3. Leverage Structured Data
Structured data provides artificial intelligence with additional data about your content, helping it understand and classify it. At the same time, structured data improves your rankings in traditional SERPs and enriches your links for more clicks.
4. Create Content That Answers Users’ Questions
As you already know, artificial intelligence typically answers users’ queries in the process of a conversation, giving them snappy and direct answers. This brings us to the most important change implemented by artificial intelligence in SEO–now, we need to create content that directly answers users’ needs. This requires putting intent over keywords and providing short and direct answers in your articles.
Bonus tip: Adding an FAQ section to your content can help you create articles that provide AI-like answers.
5. Create Original Insights
ML implies training on large volumes of existing data. For this reason, AI often generates generic results. If you include unique study findings, comments from experts, case studies, and other valuable insights, it will increase your content’s credibility and enhance its chances of being featured as a high-value result.
6. Don’t Neglect Conversational Queries
When looking for answers with artificial intelligence, users typically use longer, conversational queries. And they receive conversational answers as well. This means that a big part of AI search engine optimization is about making your articles more conversational. This involves targeting long-tail keywords, including question-based ones. It also means using a more natural language and creating a sense of dialogue between you and your audience.
Top Metrics and KPIs to Focus On
After you implement the answer engine optimization tips from above, you need to find ways to measure your efforts. The majority of traditional metrics won’t work as well as they used to. So, here is a list of indicators you should focus on to gain deep insights into your success:
- AI visibility—Use AI mode tracking tools to see how frequently your brand is mentioned in such results after you begin optimization. It’s also helpful to use these tools to track your competitors’ appearances in AI summaries to analyze their content and find content coverage gaps that you can bridge.
- Deep engagement metrics—Now that many users simply don’t click on regular results, it’s important to focus on deeper engagement signals. These include time on page, content interactions, scroll depth, etc.
- Authority—Look into things like share of voice, backlink quality, and brand reputation to see how authoritative you are.

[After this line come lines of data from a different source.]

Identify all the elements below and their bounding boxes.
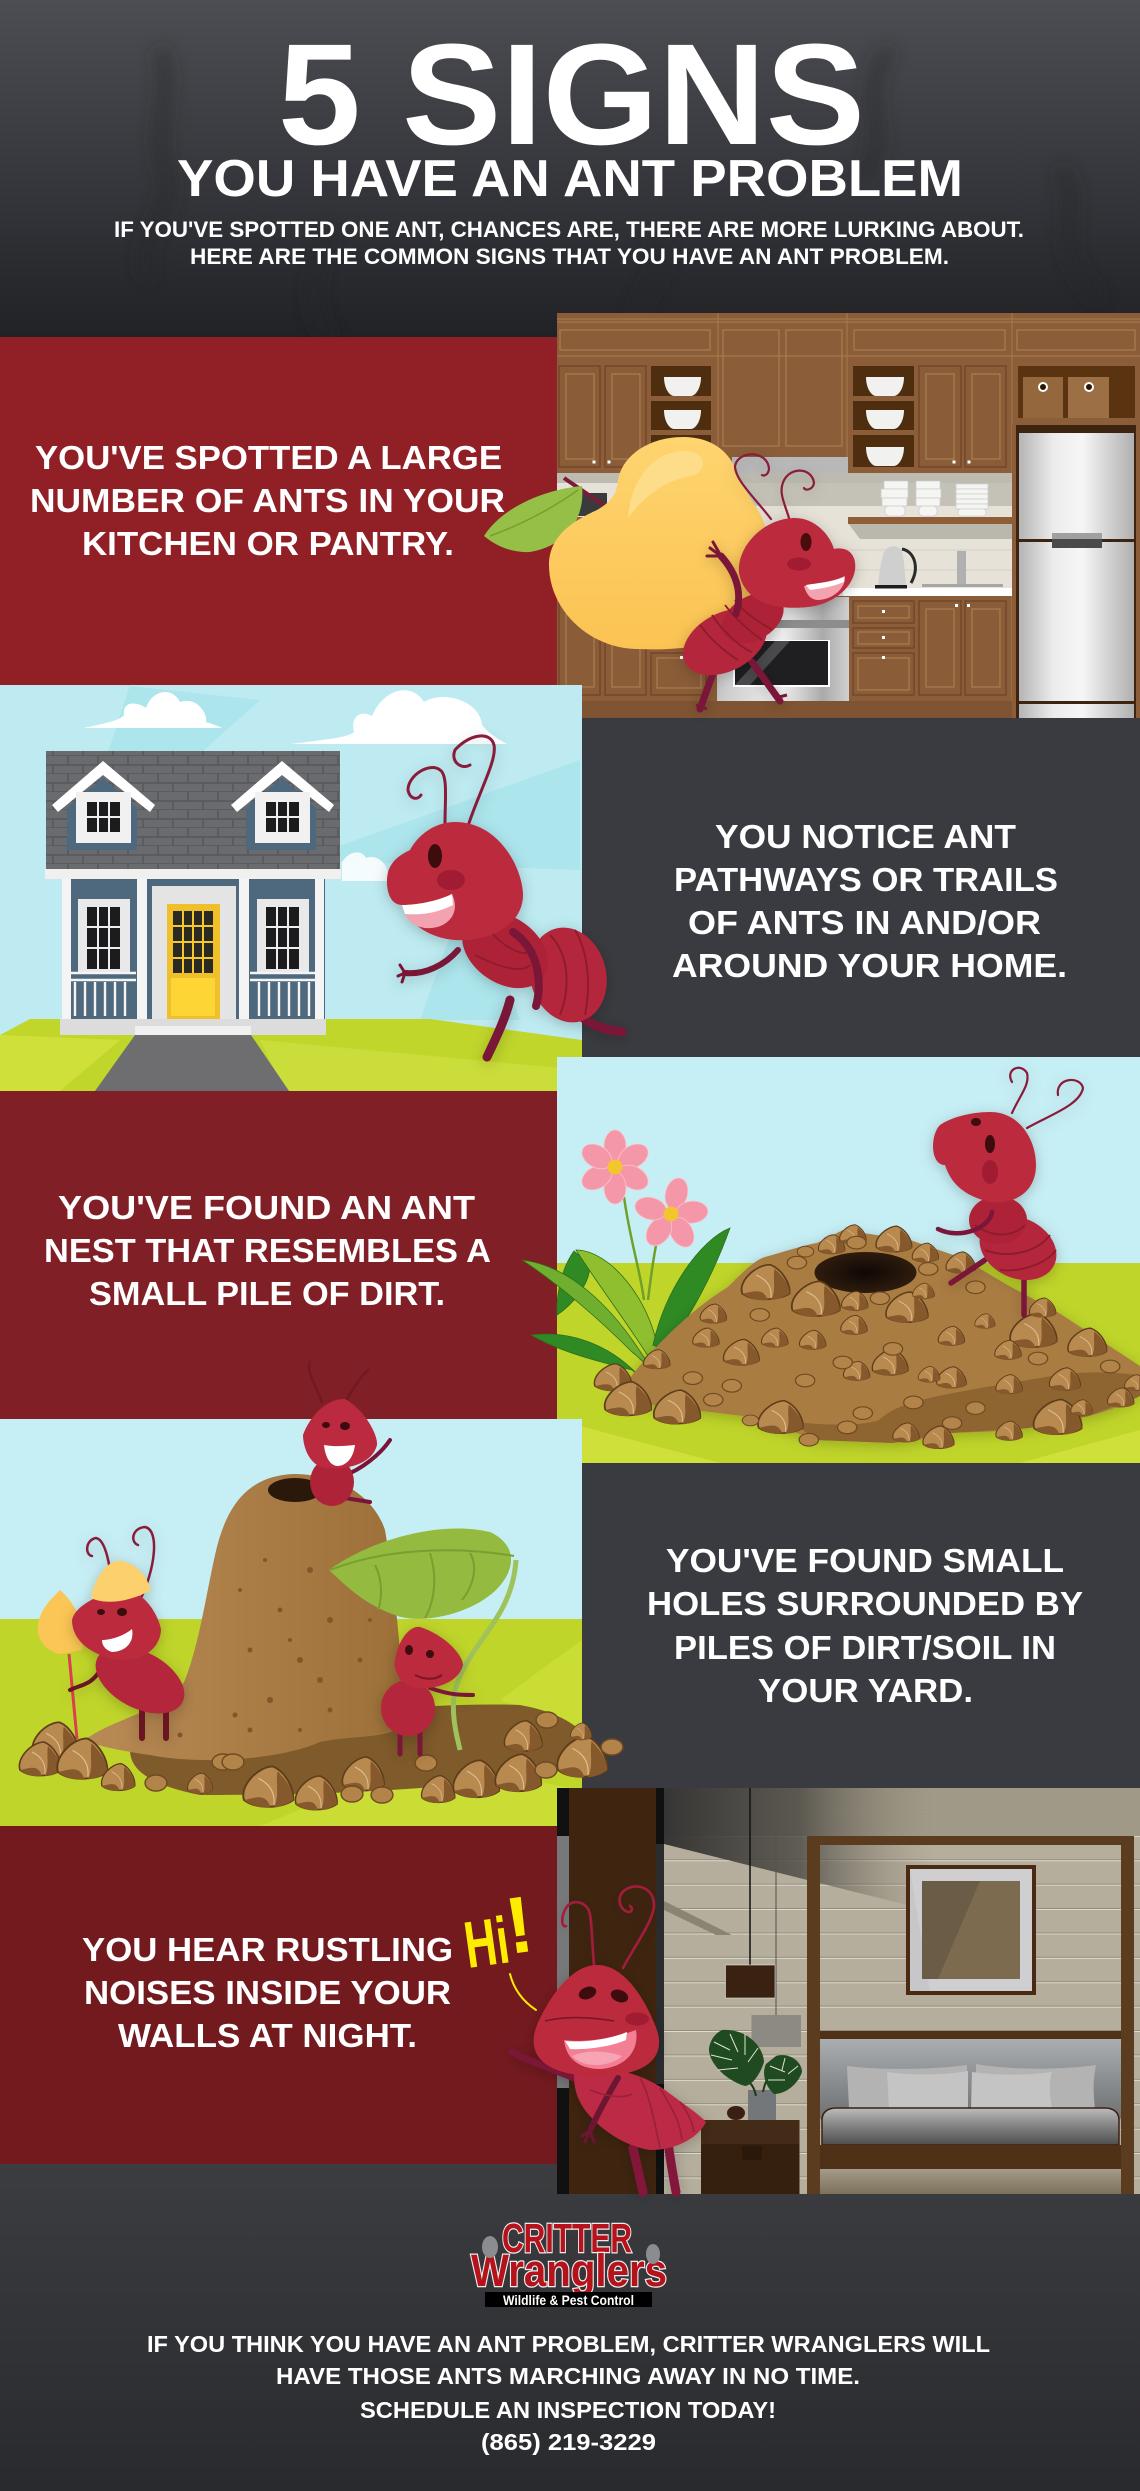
driveway (95, 1035, 289, 1091)
logo wordmark (471, 2215, 667, 2296)
tower speckle (178, 1558, 392, 1738)
foundation and steps (60, 1019, 326, 1035)
mound shadow band (790, 1372, 1140, 1443)
ant: saying hi (512, 1886, 706, 2192)
sign 4 text: YOUR YARD. (758, 1672, 973, 1709)
sign 5 text (82, 1931, 453, 2054)
pillows (847, 2064, 1096, 2108)
plant leaves (522, 1228, 730, 1375)
sign 3 text: SMALL PILE OF DIRT. (89, 1275, 445, 1312)
fridge (1012, 425, 1140, 718)
shovel (38, 1590, 83, 1739)
nest hole (814, 1252, 916, 1293)
sign 2 text: OF ANTS IN AND/OR (688, 904, 1041, 941)
panel: sign 2 dark text (582, 718, 1140, 1057)
sign 4 text: HOLES SURROUNDED BY (647, 1585, 1083, 1622)
closing text (147, 2331, 990, 2455)
sign 2 text: YOU NOTICE ANT (715, 818, 1016, 855)
pillar (557, 1788, 664, 2194)
closing text: SCHEDULE AN INSPECTION TODAY! (360, 2397, 776, 2423)
closing text: HAVE THOSE ANTS MARCHING AWAY IN NO TIME. (276, 2363, 860, 2389)
sign 3 text (44, 1189, 491, 1312)
dirt base (130, 1704, 590, 1795)
stacked dishes (881, 481, 988, 516)
ant: holding leaf (381, 1627, 473, 1754)
intro text: HERE ARE THE COMMON SIGNS THAT YOU HAVE AN ANT PROBLEM. (190, 244, 949, 269)
paw prints (482, 2236, 660, 2264)
closing text: (865) 219-3229 (481, 2429, 656, 2455)
rocks on mound (594, 1225, 1140, 1449)
logo: critter wranglers (471, 2215, 667, 2308)
illustration: dirt pile scene (522, 1057, 1140, 1463)
porch windows, door and columns (62, 879, 324, 1019)
footer background (0, 2160, 1140, 2491)
sign 3 text: YOU'VE FOUND AN ANT (58, 1189, 475, 1226)
panel: sign 5 red text (0, 1826, 557, 2164)
monstera leaves (709, 2030, 764, 2086)
ant: wearing hard hat (70, 1527, 196, 1738)
framed picture (906, 1865, 1036, 1995)
hi speech text: Hi (460, 1902, 514, 1982)
sign 3 text: NEST THAT RESEMBLES A (44, 1232, 491, 1269)
sign 4 text: YOU'VE FOUND SMALL (666, 1542, 1064, 1579)
pendant lamps (726, 1788, 801, 2047)
intro text: IF YOU'VE SPOTTED ONE ANT, CHANCES ARE, THERE ARE MORE LURKING ABOUT. (114, 217, 1024, 242)
upper cabinets (559, 366, 1006, 695)
panel: sign 4 dark text (582, 1463, 1140, 1788)
subtitle: YOU HAVE AN ANT PROBLEM (177, 150, 963, 208)
speech tick (510, 1974, 536, 2010)
logo tagline: Wildlife & Pest Control (503, 2292, 634, 2308)
flowers (577, 1130, 709, 1300)
tower hole (268, 1478, 322, 1502)
kettle and faucet (875, 546, 1003, 588)
sign 1 text (30, 439, 505, 562)
sign 2 text (672, 818, 1067, 984)
logo wordmark: CRITTER (502, 2215, 632, 2261)
hi speech text: ! (500, 1879, 538, 1971)
header background (0, 0, 1140, 345)
title: 5 signs: 5 SIGNS (278, 14, 865, 175)
clouds (84, 690, 507, 881)
illustration: yard hole scene (0, 1419, 623, 1826)
body (672, 454, 855, 709)
ant: walking toward house (387, 736, 622, 1057)
house (45, 751, 341, 1035)
storage boxes (1018, 366, 1135, 418)
rocks around base (19, 1712, 623, 1810)
ant: waving on top of tower (303, 1362, 390, 1506)
intro text (114, 217, 1024, 269)
cabinet door insets (560, 330, 1135, 690)
leaf shield (329, 1528, 516, 1750)
lawn (0, 1019, 582, 1091)
illustration: kitchen (557, 313, 1140, 718)
wall shadow (664, 1788, 1140, 1935)
dirt mound (609, 1230, 1140, 1443)
illustration: house scene (0, 685, 582, 1091)
closing text: IF YOU THINK YOU HAVE AN ANT PROBLEM, CRITTER WRANGLERS WILL (147, 2331, 990, 2357)
illustration: bedroom (557, 1788, 1140, 2194)
sign 2 text: PATHWAYS OR TRAILS (674, 861, 1058, 898)
nightstand and plant (701, 2030, 802, 2194)
cabinet knobs (592, 460, 970, 659)
sign 5 text: NOISES INSIDE YOUR (84, 1974, 451, 2011)
backsplash and counter (557, 457, 1012, 596)
panel: sign 3 red text (0, 1091, 557, 1419)
bed (807, 1836, 1134, 2194)
dirt tower (84, 1474, 405, 1760)
dormers (52, 761, 334, 850)
sign 2 text: AROUND YOUR HOME. (672, 947, 1067, 984)
panel: sign 1 red text (0, 337, 557, 685)
pear (484, 437, 767, 649)
sign 1 text: NUMBER OF ANTS IN YOUR (30, 482, 505, 519)
sign 1 text: KITCHEN OR PANTRY. (82, 525, 454, 562)
sign 5 text: YOU HEAR RUSTLING (82, 1931, 453, 1968)
oven (717, 597, 849, 701)
sign 5 text: WALLS AT NIGHT. (118, 2017, 417, 2054)
ant: carrying pear (484, 437, 855, 709)
sign 4 text (647, 1542, 1083, 1709)
open shelves with bowls (651, 366, 914, 467)
sign 4 text: PILES OF DIRT/SOIL IN (674, 1629, 1056, 1666)
logo wordmark: Wranglers (471, 2245, 667, 2296)
ant: on dirt pile (933, 1068, 1083, 1315)
sign 1 text: YOU'VE SPOTTED A LARGE (35, 439, 502, 476)
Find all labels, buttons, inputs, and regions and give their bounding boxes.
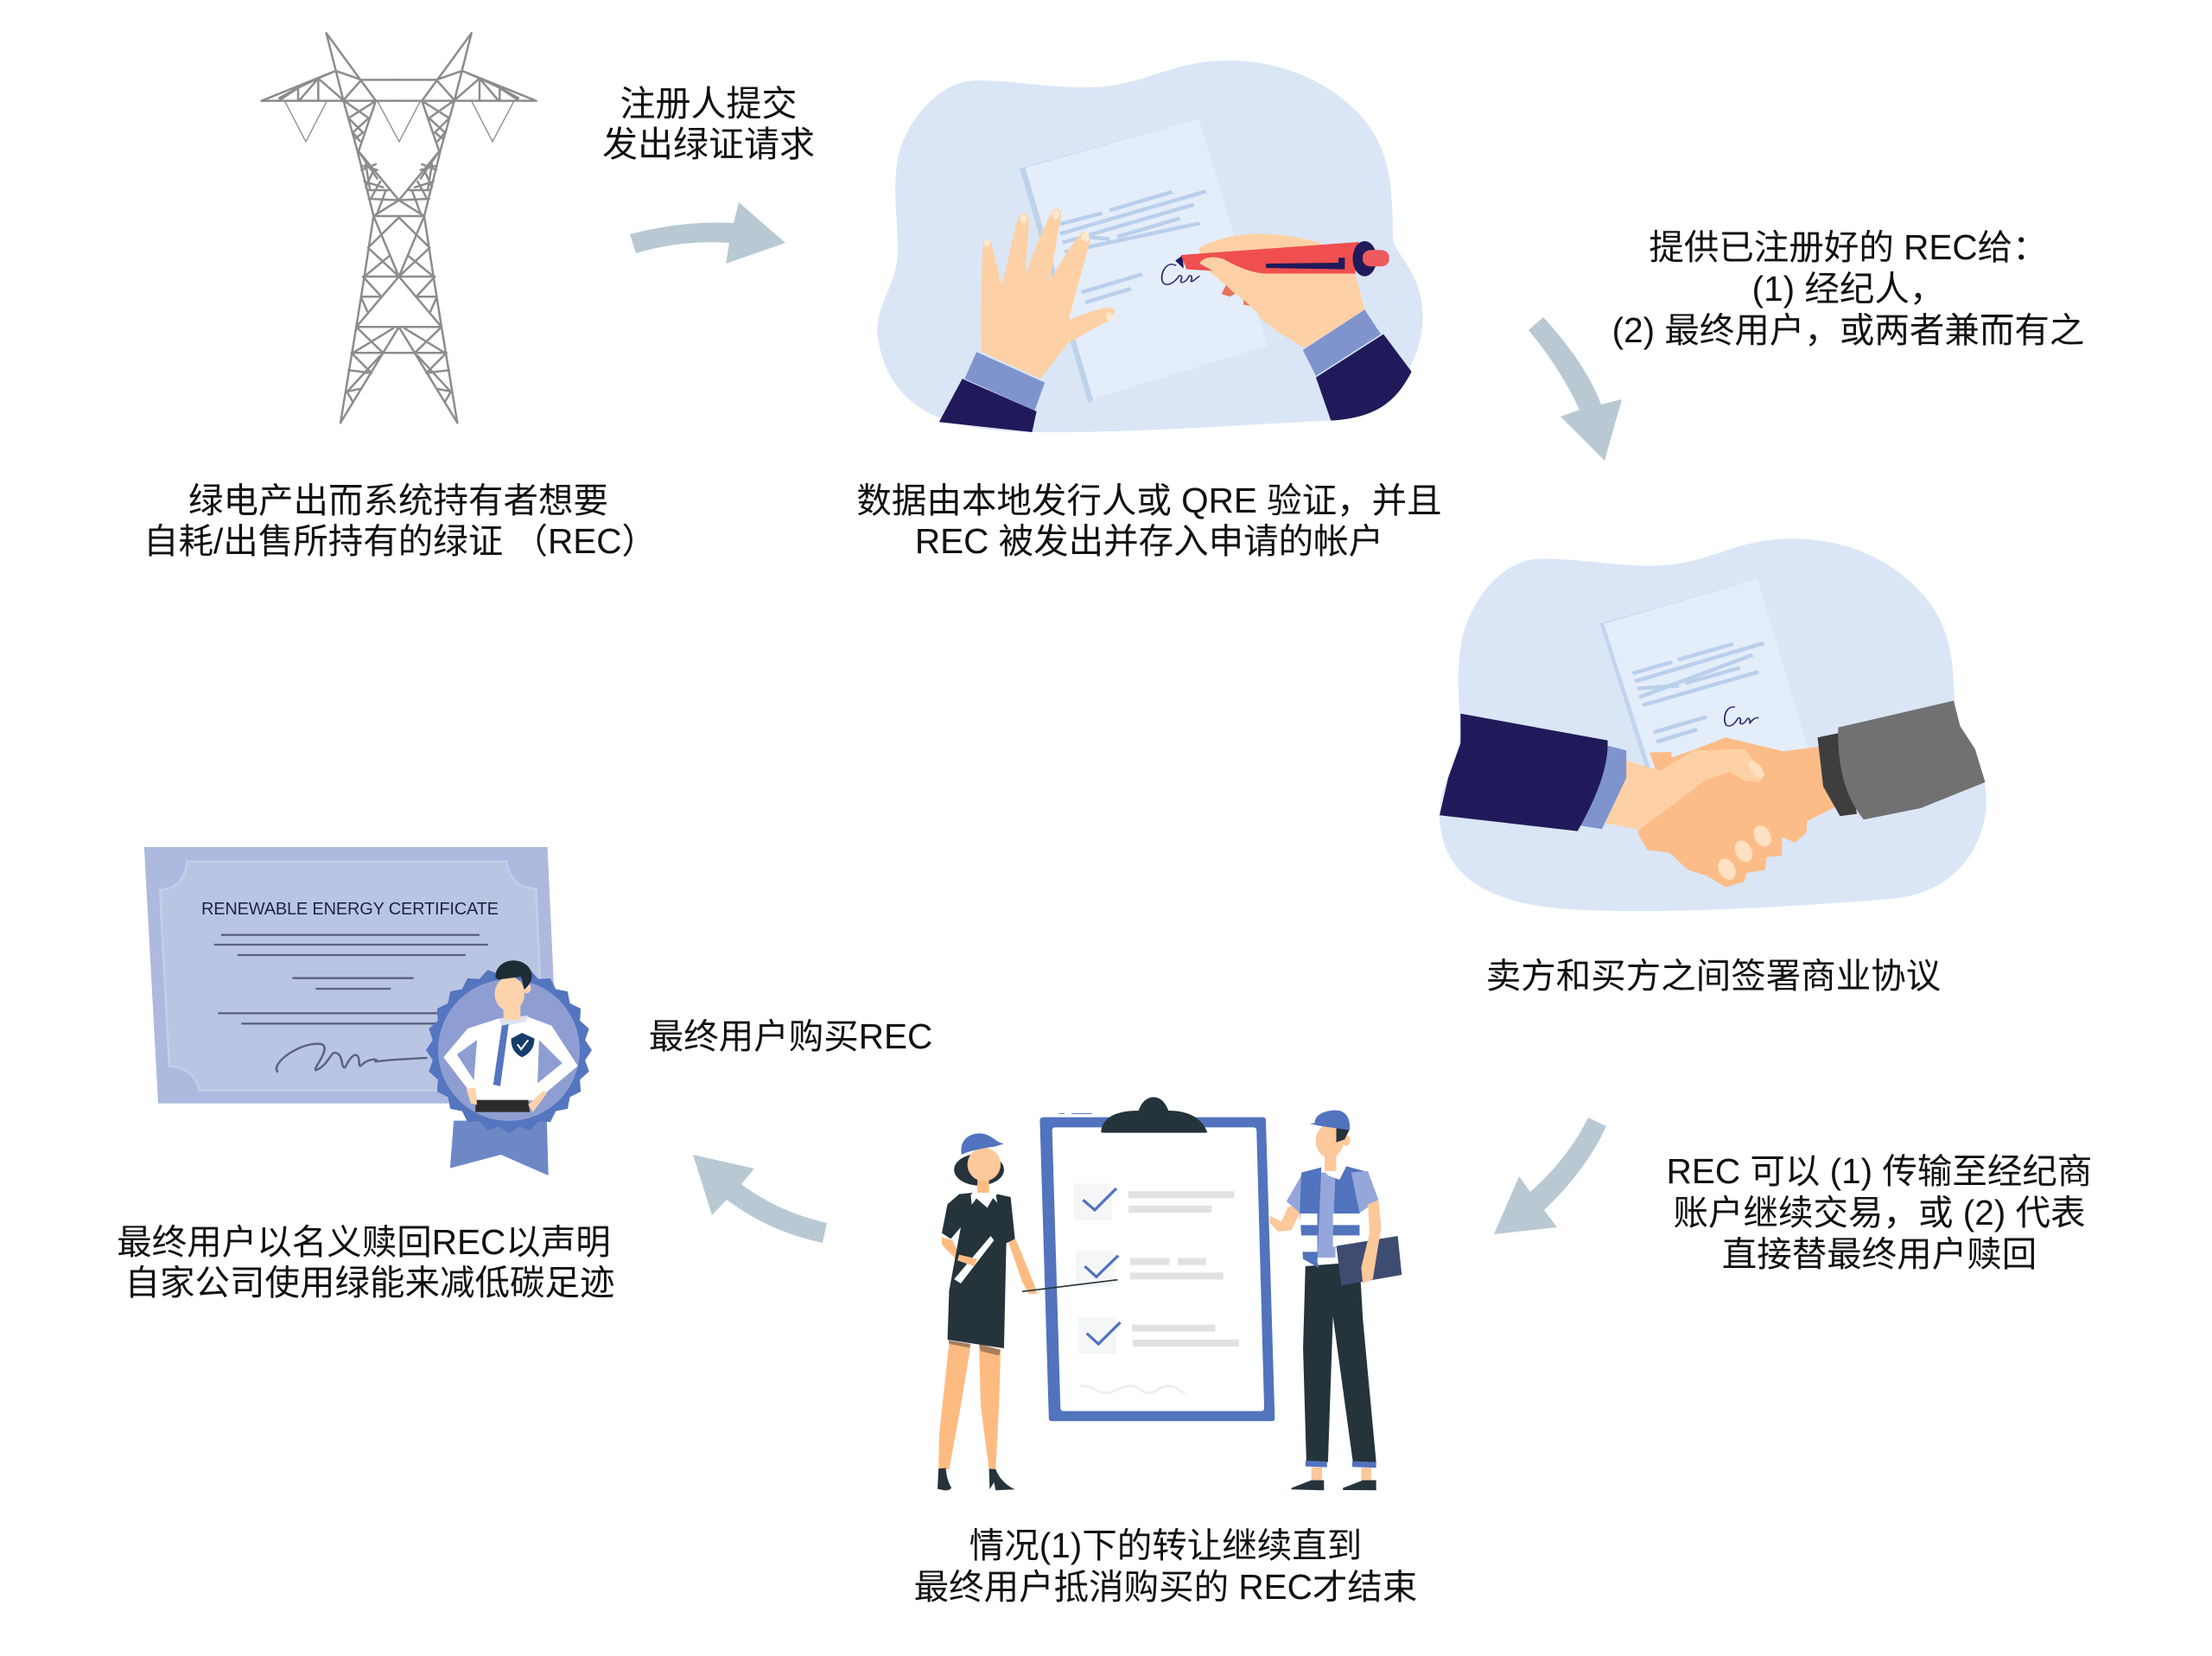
text: step 2 verification: REC 被发出并存入申请的帐户 [915, 521, 1383, 561]
text: step 5 offset [914, 1525, 1417, 1607]
text: step 4 transfer: 直接替最终用户赎回 [1722, 1234, 2037, 1274]
text: step 2 verification: 数据由本地发行人或 QRE 验证，并且 [856, 481, 1442, 520]
woman with pointer [938, 1133, 1117, 1490]
certificate lines [214, 935, 488, 1023]
worker with folder [1270, 1111, 1402, 1490]
text: step 2 verification [856, 481, 1442, 561]
badge [426, 967, 592, 1133]
signature [276, 1044, 428, 1073]
text: step 3 provide REC: 提供已注册好的 REC给： [1649, 227, 2048, 267]
right sleeve [1818, 701, 1986, 819]
text: step 1 caption: 绿电产出而系统持有者想要 [188, 481, 608, 520]
text: step 6 redeem: 最终用户以名义赎回REC以声明 [117, 1222, 611, 1262]
text: step 4 transfer: REC 可以 (1) 传输至经纪商 [1667, 1151, 2092, 1191]
icon: transmission tower [262, 33, 537, 423]
text: step 1 caption: 自耗/出售所持有的绿证 （REC） [143, 521, 657, 561]
text: step 1 request: 注册人提交 [620, 84, 797, 124]
arrow: signing to handshake [1529, 317, 1622, 461]
certificate paper [144, 847, 559, 1104]
text: step 1 request: 发出绿证请求 [602, 124, 815, 164]
text: step 4 transfer [1667, 1151, 2092, 1274]
certificate title: RENEWABLE ENERGY CERTIFICATE [201, 900, 499, 919]
text: step 1 caption [143, 481, 657, 561]
text: end user buys: 最终用户购买REC [649, 1016, 932, 1056]
blob background [1440, 538, 1986, 911]
arrow: handshake to checklist [1494, 1118, 1606, 1234]
text: step 3 provide REC: (1) 经纪人， [1752, 269, 1944, 309]
text: step 6 redeem: 自家公司使用绿能来减低碳足迹 [124, 1263, 615, 1303]
text: step 3 provide REC [1612, 227, 2084, 350]
illustration: checklist with two people [938, 1097, 1402, 1490]
certificate frame [160, 862, 543, 1091]
man in badge [443, 960, 578, 1112]
ribbon [450, 1121, 549, 1175]
blob background [877, 61, 1423, 432]
arrow: tower to signing [630, 202, 785, 264]
text: step 3 provide REC: (2) 最终用户，或两者兼而有之 [1612, 310, 2084, 350]
right hand with pen [1175, 234, 1412, 421]
illustration: signing document [877, 61, 1423, 432]
illustration: renewable energy certificate [144, 847, 592, 1175]
document [1600, 579, 1808, 769]
hands shaking [1594, 737, 1836, 888]
document [1020, 118, 1268, 404]
text: step 5 offset: 情况(1)下的转让继续直到 [969, 1525, 1362, 1565]
text: step 3 agreement: 卖方和买方之间签署商业协议 [1486, 956, 1941, 996]
text: step 4 transfer: 账户继续交易，或 (2) 代表 [1673, 1193, 2086, 1232]
illustration: handshake [1440, 538, 1986, 911]
arrow: checklist to certificate [693, 1155, 827, 1243]
clipboard [1039, 1097, 1274, 1421]
left hand [939, 209, 1115, 432]
text: step 1 request [602, 84, 815, 164]
text: step 5 offset: 最终用户抵消购买的 REC才结束 [914, 1567, 1417, 1607]
left sleeve [1440, 714, 1626, 831]
text: step 6 redeem [117, 1222, 615, 1303]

- Sentiment—Track whether the mentions of your brand in generated answers are neutral, positive, or negative.
Conclusion
The growth of artificial intelligence in SEO is already inevitable. Now that people shift toward AI-first experiences, businesses will have to change their approach to optimization. As you now know, the biggest focus will be on authority, E-E-A-T, and conversational tone.
Yet, there are also certain challenges. The shift toward AI makes brands face new obstacles in content creation, optimization, and analysis. They have to rethink traditional approaches to survive. And many time-tested SEO strategies may quickly become outdated. At the same time, AI summaries put us at the risk of zero-click searches, which can hit our traffic hard. Besides, artificial intelligence still provides incorrect answers and may use your content to inform its answers without attributing to you. A good approach in such an unclear environment is to make your strategy adaptive and keep up with trends.